TLCMap Recogito Get Started Guide

Pelagios Recogito have a 10 Minute Tutorial but here are a few quick basics, and information about the new TLCMap features for handling Corpora (in Folders), adding places not already in the gazetteer, time attributes and more export options for use in other systems.

TLCMap adds functionality and enhancements to Recogito that we see as essential. This is done on our own Recogito set up, seperate to the main one. We anticipate these two will be merged back together in time, without losing your data. In the mean time, use the TLCMap instance if you want to:

Key terms

Basics

This step by step guide describes a basic common task of identifying places in a text using recogito, from beginning to end.
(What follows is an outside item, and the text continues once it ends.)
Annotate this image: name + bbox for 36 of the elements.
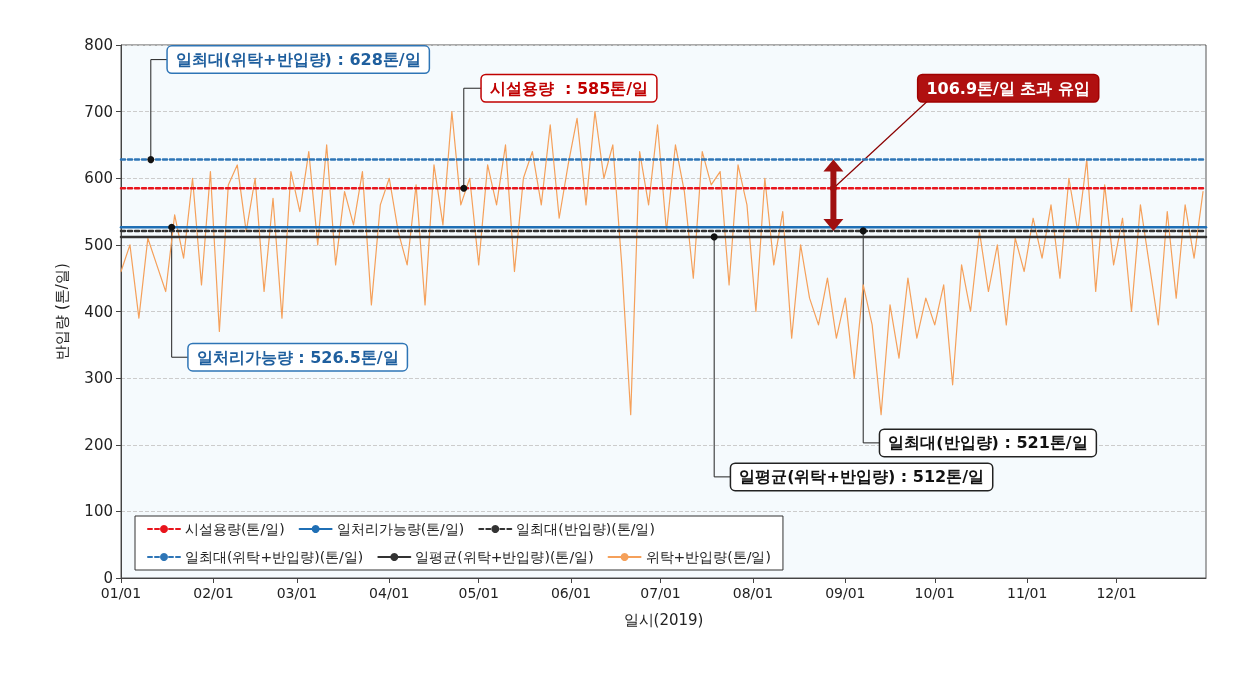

Recogito is open source software produced by Pelagios. The TLCMap development team is working on a seperate version to add new features. These will all be incorporated back into the main version when the project concludes. You work will be retained.

Create Plain Text File

Add File To Recogito

Auto Detect Place Names

Correct Placenames in Text

View Map

Backup And Archive Work

New TLCMap Features - Corpora, Additional Places, Export Options

To Create A Corpus

Files in a folder can be processed as a corpus. This is useful where you have a large amount of small text, such as 100 newspaper articles, that you can process all at once, and regard as a whole.

  1. Log in
  2. Click the blue '+New' button to create a folder (eg: I have each chapter of Watkin Tench as a text file, so that I can attach a date to each chapter, so that I can see patterns of change in places mentioned by chapter over time, and I want to treat them all as a corpus, so I call my new folder 'WatkinTench'.)
  3. Ensuring you are in the folder, by checking the breadcrumbs at top of the page(eg: 'My Documents > WatkinTench'), drag and drop your text files on the page.

Add Metadata To Files

Document metadata will be exported in your results. This can be useful for further analysis or display in other systems.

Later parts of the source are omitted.